I think it sounds nice and would make for better neighbourhoods. I can see this kind of development in places like Cambridge or Bristol, but the majority of the UK (Tory shires) is not ready for it. Where I live there isn't even a foot or cycling path to the nearest town (1.5 miles away); the only way to get there safely is by car. But you'd be surprised by how many people in our village are still dead against a cycling path.

But why?! That's perfect cycling distance. That would take less than 10 minutes. I don't understand why so many people are against improving the cycling infrastructure.

gretti · 10/01/2023 19:09

It would be great if we lived in a world where we were always ahead of time, if we had well behaved kids who got their shoes on 10 minutes before they needed too and all human were built like mr muscle to carry their shopping from the car to the house.

Can you imagine just getting in after a long tiring day, realising you've left your phone in the car and had another 20 min walk to do to pick it up?

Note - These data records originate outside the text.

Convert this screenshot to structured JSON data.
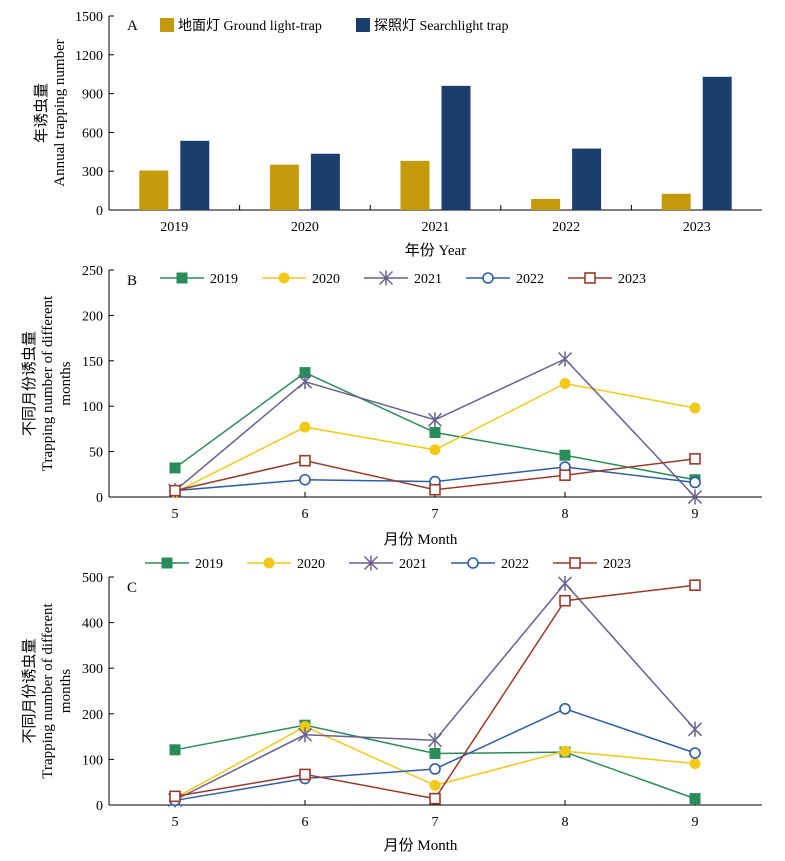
{
  "colors": {
    "ground": "#C49A0A",
    "searchlight": "#1B3E6C",
    "y2019": "#2A8C5A",
    "y2020": "#F2C919",
    "y2021": "#6A5F8E",
    "y2022": "#2E5DA8",
    "y2023": "#9A3A2A"
  },
  "chart_data": [
    {
      "type": "bar",
      "panel": "A",
      "ylabel": "年诱虫量",
      "ylabel_en": "Annual trapping number",
      "xlabel": "年份 Year",
      "categories": [
        "2019",
        "2020",
        "2021",
        "2022",
        "2023"
      ],
      "ylim": [
        0,
        1500
      ],
      "yticks": [
        "0",
        "300",
        "600",
        "900",
        "1200",
        "1500"
      ],
      "legend_position": "top-left",
      "series": [
        {
          "name": "地面灯 Ground light-trap",
          "color_key": "ground",
          "values": [
            305,
            350,
            380,
            85,
            125
          ]
        },
        {
          "name": "探照灯 Searchlight trap",
          "color_key": "searchlight",
          "values": [
            535,
            435,
            960,
            475,
            1030
          ]
        }
      ]
    },
    {
      "type": "line",
      "panel": "B",
      "ylabel": "不同月份诱虫量",
      "ylabel_en": "Trapping number of different months",
      "xlabel": "月份 Month",
      "x": [
        "5",
        "6",
        "7",
        "8",
        "9"
      ],
      "ylim": [
        0,
        250
      ],
      "yticks": [
        "0",
        "50",
        "100",
        "150",
        "200",
        "250"
      ],
      "legend_position": "top",
      "series": [
        {
          "name": "2019",
          "color_key": "y2019",
          "marker": "filled-square",
          "values": [
            32,
            137,
            71,
            46,
            19
          ]
        },
        {
          "name": "2020",
          "color_key": "y2020",
          "marker": "filled-circle",
          "values": [
            5,
            77,
            52,
            125,
            98
          ]
        },
        {
          "name": "2021",
          "color_key": "y2021",
          "marker": "star",
          "values": [
            7,
            127,
            85,
            152,
            0
          ]
        },
        {
          "name": "2022",
          "color_key": "y2022",
          "marker": "open-circle",
          "values": [
            7,
            19,
            17,
            33,
            16
          ]
        },
        {
          "name": "2023",
          "color_key": "y2023",
          "marker": "open-square",
          "values": [
            7,
            40,
            8,
            24,
            42
          ]
        }
      ]
    },
    {
      "type": "line",
      "panel": "C",
      "ylabel": "不同月份诱虫量",
      "ylabel_en": "Trapping number of different months",
      "xlabel": "月份 Month",
      "x": [
        "5",
        "6",
        "7",
        "8",
        "9"
      ],
      "ylim": [
        0,
        500
      ],
      "yticks": [
        "0",
        "100",
        "200",
        "300",
        "400",
        "500"
      ],
      "legend_position": "top",
      "series": [
        {
          "name": "2019",
          "color_key": "y2019",
          "marker": "filled-square",
          "values": [
            121,
            175,
            113,
            116,
            14
          ]
        },
        {
          "name": "2020",
          "color_key": "y2020",
          "marker": "filled-circle",
          "values": [
            15,
            172,
            43,
            118,
            91
          ]
        },
        {
          "name": "2021",
          "color_key": "y2021",
          "marker": "star",
          "values": [
            11,
            154,
            142,
            486,
            166
          ]
        },
        {
          "name": "2022",
          "color_key": "y2022",
          "marker": "open-circle",
          "values": [
            10,
            58,
            79,
            211,
            114
          ]
        },
        {
          "name": "2023",
          "color_key": "y2023",
          "marker": "open-square",
          "values": [
            19,
            67,
            14,
            448,
            482
          ]
        }
      ]
    }
  ]
}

ichundich · 10/01/2023 19:10

I think it sounds nice and would make for better neighbourhoods. I can see this kind of development in places like Cambridge or Bristol, but the majority of the UK (Tory shires) is not ready for it. Where I live there isn't even a foot or cycling path to the nearest town (1.5 miles away); the only way to get there safely is by car. But you'd be surprised by how many people in our village are still dead against a cycling path.

jannier · 10/01/2023 19:12

People still wouldn't let their children play out as bullying, murders, abuse and kidnapping are in most parents minds.....no matter how small a risk most are not prepared to risk it.

ichundich · 10/01/2023 19:13

CuteOrangeElephant · 10/01/2023 19:08

But why?! That's perfect cycling distance. That would take less than 10 minutes. I don't understand why so many people are against improving the cycling infrastructure.

Apparently the school bus to the local secondary might then no longer run, because it would be less than 2.3 miles. I strongly doubt that would happen though, since the cycle path would not be considered "safe" enough for school kids over such a distance, through empty fields, etc.

XenoBitch · 10/01/2023 19:15

Center Parcs is a novelty and seems lovely because it is a holiday destination. It is not real life, where people have jobs, deliveries, carers etc.